No quedaba más que hacer
así que también nos prendimos un cigarro;
como lo hacíamos de chicos,
cuando queríamos ser sofisticados.
Era domingo y ya todo había pasado.
El viernes con su drama, incoherencias;
el sábado de fiesta, manos intensas.
Estaba hecho.
La semana empezaría a ser editada y olvidada
con esa mañana.
Aún con la ropa con la que dormimos, despeinados;
un vaso con cerveza en la mano izquierda, ambos,
y el cigarro en la derecha.
Hicimos nuestra reunión en el balcón.
Los pajaritos andaban apurados haciendo nidos.
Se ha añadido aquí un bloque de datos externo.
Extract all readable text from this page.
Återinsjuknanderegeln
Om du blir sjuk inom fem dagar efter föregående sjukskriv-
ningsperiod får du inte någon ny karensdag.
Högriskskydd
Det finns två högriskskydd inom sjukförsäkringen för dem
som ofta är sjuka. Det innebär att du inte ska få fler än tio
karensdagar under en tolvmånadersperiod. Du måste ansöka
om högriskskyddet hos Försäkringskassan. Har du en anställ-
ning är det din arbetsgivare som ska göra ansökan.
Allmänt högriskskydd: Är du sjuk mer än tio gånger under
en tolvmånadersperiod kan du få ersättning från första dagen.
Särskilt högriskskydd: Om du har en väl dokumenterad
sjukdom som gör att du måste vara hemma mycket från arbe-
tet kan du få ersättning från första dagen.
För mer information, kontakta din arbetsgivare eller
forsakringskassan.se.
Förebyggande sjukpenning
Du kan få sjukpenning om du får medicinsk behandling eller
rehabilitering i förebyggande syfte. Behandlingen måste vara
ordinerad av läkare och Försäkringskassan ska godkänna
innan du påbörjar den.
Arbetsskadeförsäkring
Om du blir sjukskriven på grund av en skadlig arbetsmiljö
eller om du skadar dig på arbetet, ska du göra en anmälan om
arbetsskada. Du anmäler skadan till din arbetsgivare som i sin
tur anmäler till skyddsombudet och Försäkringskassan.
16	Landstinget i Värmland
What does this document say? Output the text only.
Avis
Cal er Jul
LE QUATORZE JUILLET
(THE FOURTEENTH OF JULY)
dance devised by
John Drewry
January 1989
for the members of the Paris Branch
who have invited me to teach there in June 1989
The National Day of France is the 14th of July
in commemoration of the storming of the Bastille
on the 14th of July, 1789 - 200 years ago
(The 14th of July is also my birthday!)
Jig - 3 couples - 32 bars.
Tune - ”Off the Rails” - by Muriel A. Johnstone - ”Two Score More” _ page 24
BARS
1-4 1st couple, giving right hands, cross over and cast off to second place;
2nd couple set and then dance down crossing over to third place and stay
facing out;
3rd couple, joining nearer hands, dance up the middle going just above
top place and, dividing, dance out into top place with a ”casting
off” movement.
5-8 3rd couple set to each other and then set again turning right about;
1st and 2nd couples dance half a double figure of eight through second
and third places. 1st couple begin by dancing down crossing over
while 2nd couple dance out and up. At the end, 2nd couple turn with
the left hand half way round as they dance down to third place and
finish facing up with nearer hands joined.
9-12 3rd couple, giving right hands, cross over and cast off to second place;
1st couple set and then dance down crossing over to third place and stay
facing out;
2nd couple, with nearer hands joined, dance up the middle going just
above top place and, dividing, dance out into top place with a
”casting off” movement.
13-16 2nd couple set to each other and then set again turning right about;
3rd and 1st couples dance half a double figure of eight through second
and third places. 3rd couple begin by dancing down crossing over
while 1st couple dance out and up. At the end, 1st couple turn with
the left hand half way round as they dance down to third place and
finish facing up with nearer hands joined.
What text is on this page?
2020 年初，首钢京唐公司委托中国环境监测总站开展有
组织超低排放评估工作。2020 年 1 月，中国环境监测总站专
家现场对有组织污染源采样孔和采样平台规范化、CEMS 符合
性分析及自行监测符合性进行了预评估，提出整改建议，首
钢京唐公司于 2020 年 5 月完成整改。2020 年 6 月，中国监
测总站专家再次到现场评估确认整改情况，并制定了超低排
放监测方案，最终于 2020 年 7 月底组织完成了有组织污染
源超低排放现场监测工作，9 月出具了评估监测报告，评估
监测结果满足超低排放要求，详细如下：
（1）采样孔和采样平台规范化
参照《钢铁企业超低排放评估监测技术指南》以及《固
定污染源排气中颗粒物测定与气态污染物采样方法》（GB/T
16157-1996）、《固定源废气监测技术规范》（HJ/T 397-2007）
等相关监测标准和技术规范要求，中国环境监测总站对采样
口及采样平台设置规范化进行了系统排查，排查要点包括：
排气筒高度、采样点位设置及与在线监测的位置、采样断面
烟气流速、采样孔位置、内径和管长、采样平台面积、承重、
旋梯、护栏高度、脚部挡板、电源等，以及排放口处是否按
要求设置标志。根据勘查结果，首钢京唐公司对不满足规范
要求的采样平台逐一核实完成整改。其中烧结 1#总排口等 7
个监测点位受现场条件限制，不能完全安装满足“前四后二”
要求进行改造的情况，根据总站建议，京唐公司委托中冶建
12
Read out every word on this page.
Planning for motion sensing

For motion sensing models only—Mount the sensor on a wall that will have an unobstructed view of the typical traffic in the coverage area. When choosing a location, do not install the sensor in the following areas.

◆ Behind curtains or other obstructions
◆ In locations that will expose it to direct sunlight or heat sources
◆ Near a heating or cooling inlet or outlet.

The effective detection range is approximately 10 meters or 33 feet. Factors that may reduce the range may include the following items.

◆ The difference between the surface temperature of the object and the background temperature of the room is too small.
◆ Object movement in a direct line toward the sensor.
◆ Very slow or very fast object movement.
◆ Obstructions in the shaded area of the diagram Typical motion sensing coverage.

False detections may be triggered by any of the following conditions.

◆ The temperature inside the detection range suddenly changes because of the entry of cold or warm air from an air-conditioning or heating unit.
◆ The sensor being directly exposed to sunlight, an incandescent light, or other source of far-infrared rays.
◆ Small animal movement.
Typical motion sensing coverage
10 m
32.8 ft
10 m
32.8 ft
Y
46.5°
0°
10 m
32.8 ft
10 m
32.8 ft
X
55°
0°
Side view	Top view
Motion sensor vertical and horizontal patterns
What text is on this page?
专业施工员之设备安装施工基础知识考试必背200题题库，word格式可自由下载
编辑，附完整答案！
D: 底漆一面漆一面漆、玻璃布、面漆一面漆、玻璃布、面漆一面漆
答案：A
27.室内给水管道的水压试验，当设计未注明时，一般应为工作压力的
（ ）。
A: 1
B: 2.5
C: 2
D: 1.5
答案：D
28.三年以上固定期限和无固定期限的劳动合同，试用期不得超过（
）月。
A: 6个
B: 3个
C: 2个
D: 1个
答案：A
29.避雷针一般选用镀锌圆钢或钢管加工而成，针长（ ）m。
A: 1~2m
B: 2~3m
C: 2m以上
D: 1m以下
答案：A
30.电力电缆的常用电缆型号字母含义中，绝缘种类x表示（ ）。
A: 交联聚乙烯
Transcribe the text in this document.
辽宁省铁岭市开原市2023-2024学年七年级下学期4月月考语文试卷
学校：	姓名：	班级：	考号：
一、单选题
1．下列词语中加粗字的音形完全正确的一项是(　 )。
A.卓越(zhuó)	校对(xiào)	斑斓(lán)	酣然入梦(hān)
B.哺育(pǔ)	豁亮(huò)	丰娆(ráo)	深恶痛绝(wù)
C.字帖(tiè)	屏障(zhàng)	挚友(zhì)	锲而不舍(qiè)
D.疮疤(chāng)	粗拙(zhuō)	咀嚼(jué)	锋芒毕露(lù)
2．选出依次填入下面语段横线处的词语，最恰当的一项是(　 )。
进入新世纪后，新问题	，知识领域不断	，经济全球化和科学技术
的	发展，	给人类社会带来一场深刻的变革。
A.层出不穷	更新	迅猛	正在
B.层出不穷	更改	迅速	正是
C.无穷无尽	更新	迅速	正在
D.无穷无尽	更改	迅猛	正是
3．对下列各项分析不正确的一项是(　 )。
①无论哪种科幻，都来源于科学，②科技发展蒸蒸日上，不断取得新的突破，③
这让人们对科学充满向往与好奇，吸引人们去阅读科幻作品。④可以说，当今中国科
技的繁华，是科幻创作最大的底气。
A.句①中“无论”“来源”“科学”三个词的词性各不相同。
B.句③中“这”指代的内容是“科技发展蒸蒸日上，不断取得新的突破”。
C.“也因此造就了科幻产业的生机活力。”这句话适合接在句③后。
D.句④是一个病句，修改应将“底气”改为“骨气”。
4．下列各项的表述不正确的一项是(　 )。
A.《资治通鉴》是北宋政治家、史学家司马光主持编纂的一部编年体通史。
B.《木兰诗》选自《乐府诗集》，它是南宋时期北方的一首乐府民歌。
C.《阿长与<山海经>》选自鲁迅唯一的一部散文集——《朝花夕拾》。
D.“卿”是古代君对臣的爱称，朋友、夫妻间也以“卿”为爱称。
El tráfico ligero avanzaba sin problema,
ruidos de ciudad que descansa.
Mujeres con carriolas, algunos deportistas.
Y en el balcón intercambiamos historias:
quién llamó a quién a qué hora,
los mensajes que fueron enviados,
las palabras exactas, los celos, las miradas,
los chismes que fueron recopilados.
De jóvenes, en el salón,
todo esto lo escribíamos en notitas.
Él le pedía a José que me las pasara,
sabiendo que lo molestaba no ser parte de la charla.
Ahora José quién sabe dónde anda.
No está en medio de los dos quejándose.
Los maestros ya no nos regañan.
Podemos hablar libres toda la mañana.
Podemos hacerle lo que queramos a nuestras historias de la semana.